Lashkar-e-Jhangvi, one of the most deadly sectarian groups, which was banned nearly a month before the September 11 attacks, remains active under a variety of names, Mr. Rana said.
Another group, Sipah-e-Sahaba Pakistan, which was banned on Jan. 12, 2002, is now active under the name Millat-e-Islamia Pakistan, or Pakistan Islamic Nation.
Another group calling itself the Tehrik Nifaz-e-Shariat Muhammadi, or TNSM, which reportedly sent a ragtag army of about 10,000 men across the border into Afghanistan shortly after the U.S.-led invasion of October 2001, is still active along the Afghan border.
The TNSM is reported to have given shelter to al Qaeda's No. 2 leader, Ayman al-Zawahri, and probably Osama bin Laden, Mr. Rana said.

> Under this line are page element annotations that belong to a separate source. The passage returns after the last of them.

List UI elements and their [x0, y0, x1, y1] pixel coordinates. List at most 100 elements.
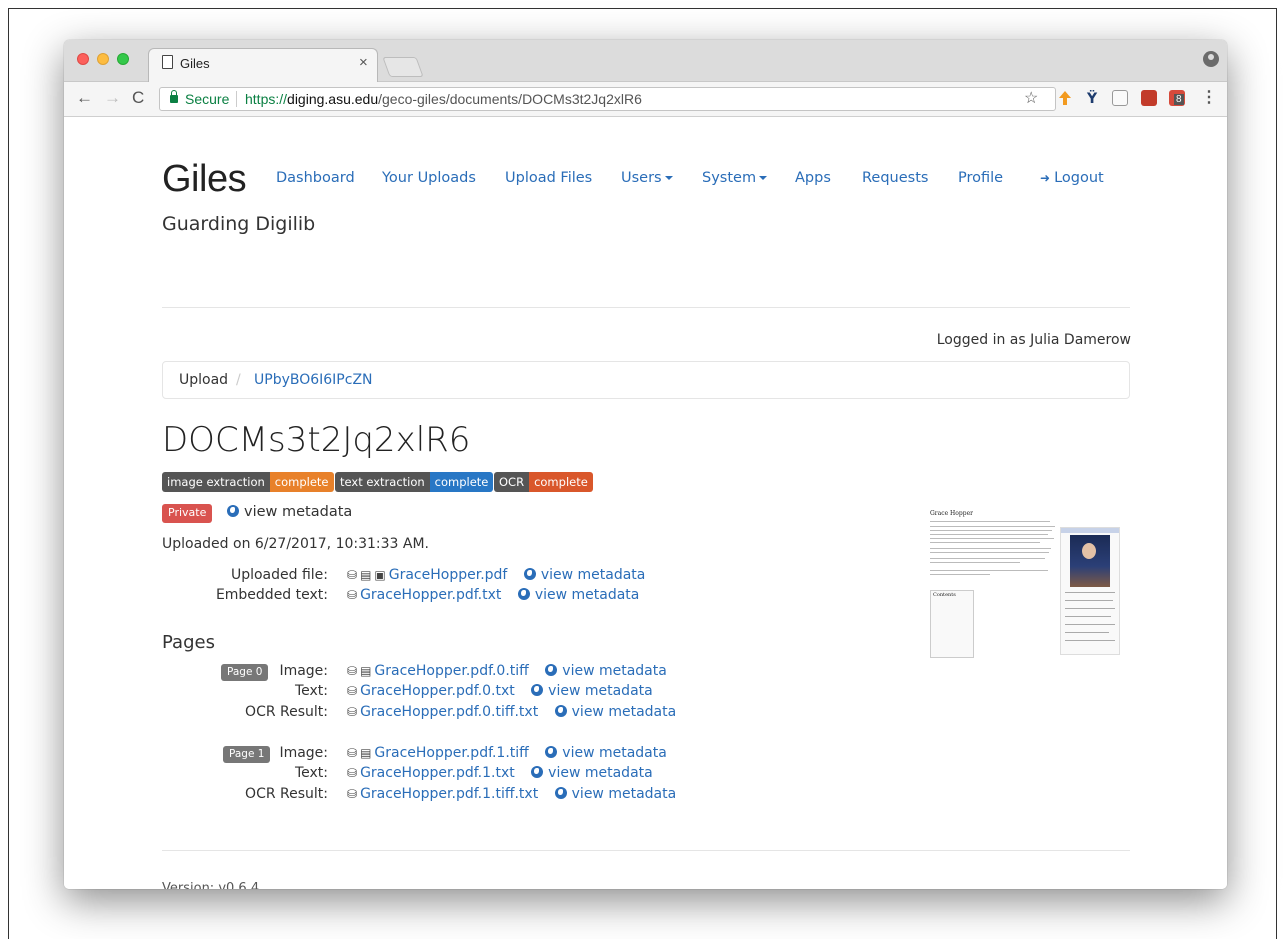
bookmark-star-icon[interactable]: ☆	[1024, 88, 1038, 108]
page-icon	[162, 55, 173, 69]
page-image-link[interactable]: GraceHopper.pdf.1.tiff	[374, 745, 528, 761]
globe-icon	[545, 746, 558, 758]
ocr-badge: OCR complete	[494, 472, 593, 492]
tab-title[interactable]: Giles	[180, 56, 210, 71]
profile-icon[interactable]	[1203, 51, 1219, 67]
hdd-icon: ⛁	[347, 568, 358, 582]
page-text-label: Text:	[294, 765, 328, 781]
page-image-row: ⛁ ▤ GraceHopper.pdf.0.tiff view metadata	[347, 663, 667, 679]
breadcrumb-separator: /	[236, 372, 241, 388]
page-text-link[interactable]: GraceHopper.pdf.0.txt	[360, 683, 515, 699]
browser-toolbar: ← → C Secure https://diging.asu.edu/geco…	[64, 82, 1227, 117]
globe-icon	[227, 505, 239, 517]
page-ocr-view-metadata-link[interactable]: view metadata	[554, 704, 676, 720]
secure-label: Secure	[185, 91, 230, 107]
document-view-metadata-link[interactable]: view metadata	[227, 504, 352, 520]
extension-document-icon[interactable]	[1112, 90, 1128, 106]
page-image-row: ⛁ ▤ GraceHopper.pdf.1.tiff view metadata	[347, 745, 667, 761]
page-text-view-metadata-link[interactable]: view metadata	[531, 765, 653, 781]
pages-heading: Pages	[162, 632, 215, 653]
nav-logout[interactable]: ➜ Logout	[1040, 170, 1104, 186]
embedded-text-label: Embedded text:	[215, 587, 328, 603]
footer-divider	[162, 850, 1130, 851]
breadcrumb-upload-link[interactable]: UPbyBO6I6IPcZN	[254, 372, 373, 388]
image-extraction-badge: image extraction complete	[162, 472, 334, 492]
globe-icon	[517, 588, 530, 600]
nav-requests[interactable]: Requests	[862, 170, 928, 186]
globe-icon	[554, 787, 567, 799]
extension-mendeley-icon[interactable]	[1141, 90, 1157, 106]
file-image-icon: ▣	[374, 568, 386, 582]
logged-in-status: Logged in as Julia Damerow	[936, 332, 1131, 348]
file-text-icon: ▤	[360, 568, 372, 582]
forward-arrow-icon[interactable]: →	[104, 88, 121, 108]
calendar-badge: 8	[1174, 94, 1184, 105]
page-ocr-link[interactable]: GraceHopper.pdf.0.tiff.txt	[360, 704, 538, 720]
nav-upload-files[interactable]: Upload Files	[505, 170, 592, 186]
site-brand[interactable]: Giles	[162, 158, 247, 201]
extension-zotero-icon[interactable]: Ÿ	[1085, 90, 1101, 107]
uploaded-file-label: Uploaded file:	[230, 567, 328, 583]
badge-label: image extraction	[162, 472, 270, 492]
header-divider	[162, 307, 1130, 308]
reload-icon[interactable]: C	[132, 88, 144, 108]
breadcrumb: Upload / UPbyBO6I6IPcZN	[162, 361, 1130, 399]
tab-strip: Giles ×	[64, 40, 1227, 82]
page-ocr-row: ⛁ GraceHopper.pdf.1.tiff.txt view metadat…	[347, 786, 676, 802]
page-ocr-view-metadata-link[interactable]: view metadata	[554, 786, 676, 802]
new-tab-button[interactable]	[382, 57, 424, 77]
globe-icon	[531, 766, 544, 778]
address-bar[interactable]: Secure https://diging.asu.edu/geco-giles…	[159, 87, 1056, 111]
svg-text:Ÿ: Ÿ	[1086, 90, 1098, 106]
nav-apps[interactable]: Apps	[795, 170, 831, 186]
nav-logout-label: Logout	[1054, 170, 1104, 186]
uploaded-file-link[interactable]: GraceHopper.pdf	[389, 567, 508, 583]
chevron-down-icon	[759, 176, 768, 180]
extension-upload-icon[interactable]	[1057, 90, 1073, 106]
uploaded-file-view-metadata-link[interactable]: view metadata	[523, 567, 645, 583]
thumbnail-toc-heading: Contents	[933, 592, 956, 598]
file-icon: ▤	[360, 664, 372, 678]
page-image-view-metadata-link[interactable]: view metadata	[545, 745, 667, 761]
hdd-icon: ⛁	[347, 787, 358, 801]
chevron-down-icon	[664, 176, 673, 180]
uploaded-file-row: ⛁ ▤ ▣ GraceHopper.pdf view metadata	[347, 567, 645, 583]
embedded-text-view-metadata-link[interactable]: view metadata	[517, 587, 639, 603]
page-text-view-metadata-link[interactable]: view metadata	[531, 683, 653, 699]
nav-system-dropdown[interactable]: System	[702, 170, 768, 186]
badge-status: complete	[269, 472, 334, 492]
url-text[interactable]: https://diging.asu.edu/geco-giles/docume…	[245, 91, 642, 107]
minimize-window-button[interactable]	[97, 53, 109, 65]
nav-users-dropdown[interactable]: Users	[621, 170, 673, 186]
page-image-link[interactable]: GraceHopper.pdf.0.tiff	[374, 663, 528, 679]
extension-calendar-icon[interactable]: 8	[1169, 90, 1185, 106]
globe-icon	[545, 664, 558, 676]
nav-system-label: System	[702, 170, 757, 186]
tab-close-icon[interactable]: ×	[359, 54, 368, 71]
url-divider	[236, 91, 237, 107]
page-text-label: Text:	[294, 683, 328, 699]
page-image-label: Image:	[279, 745, 328, 761]
nav-profile[interactable]: Profile	[958, 170, 1003, 186]
version-text: Version: v0.6.4	[162, 881, 260, 889]
page-image-view-metadata-link[interactable]: view metadata	[545, 663, 667, 679]
hdd-icon: ⛁	[347, 684, 358, 698]
breadcrumb-root: Upload	[179, 372, 229, 388]
private-badge: Private	[162, 504, 213, 523]
page-text-link[interactable]: GraceHopper.pdf.1.txt	[360, 765, 515, 781]
page-ocr-link[interactable]: GraceHopper.pdf.1.tiff.txt	[360, 786, 538, 802]
embedded-text-link[interactable]: GraceHopper.pdf.txt	[360, 587, 501, 603]
upload-date: Uploaded on 6/27/2017, 10:31:33 AM.	[162, 536, 430, 552]
back-arrow-icon[interactable]: ←	[76, 88, 93, 108]
page-ocr-label: OCR Result:	[245, 704, 328, 720]
close-window-button[interactable]	[77, 53, 89, 65]
nav-dashboard[interactable]: Dashboard	[276, 170, 355, 186]
thumbnail-heading: Grace Hopper	[930, 510, 974, 517]
maximize-window-button[interactable]	[117, 53, 129, 65]
page-ocr-label: OCR Result:	[245, 786, 328, 802]
page-image-label: Image:	[279, 663, 328, 679]
file-icon: ▤	[360, 746, 372, 760]
browser-menu-icon[interactable]: ⋮	[1201, 87, 1217, 107]
badge-status: complete	[529, 472, 593, 492]
nav-your-uploads[interactable]: Your Uploads	[382, 170, 476, 186]
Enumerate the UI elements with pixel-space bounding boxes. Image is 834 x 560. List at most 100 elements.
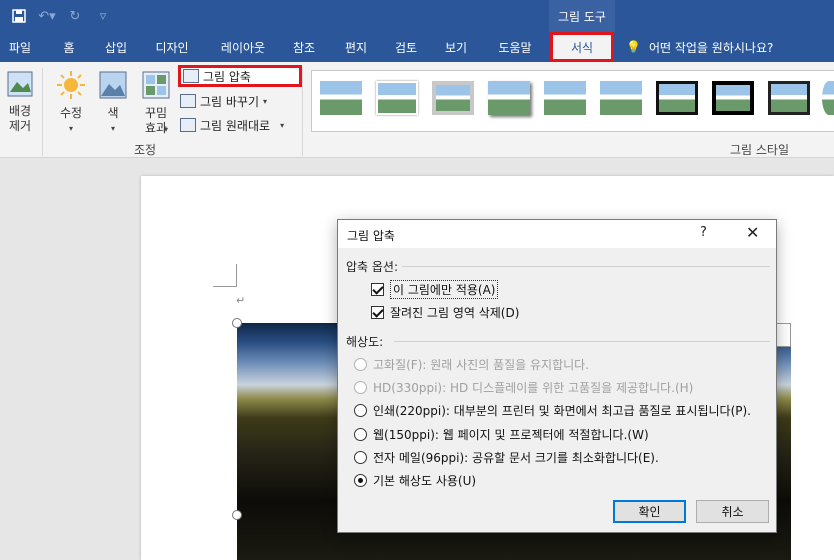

Al Qaeda operates at least six militant groups inside Pakistan, he said.
These include Jandollah, a group of about 20 members that operates in the Karachi area.
Last month, police in Karachi arrested four members of the group as they were preparing to carry out suicide attacks in the city.
Other al Qaeda-linked groups in Pakistan include Harkat-ul-Mujahedeen, the al Badr group, Lashkar-e-Ummer and the Harkat-ul-Islami.
A member of the al Badr group is thought to have been involved in the Dec. 27 assassination of Mrs. Bhutto.
A spokesman for Tehrik-e-Taliban Pakistan, a militant umbrella group, told the Associated Press yesterday that the new cease-fire would include the tribal belt along the Afghan border and the restive Swat region to the east where the army also has battled Taliban fighters.
Tehrik-e-Taliban is led by Baitullah Mehsud, an al Qaeda-linked commander based in South Waziristan whom Mr. Musharraf's government has blamed for a series of suicide attacks, including Mrs. Bhutto's assassination.
This article is based in part on wire service reports.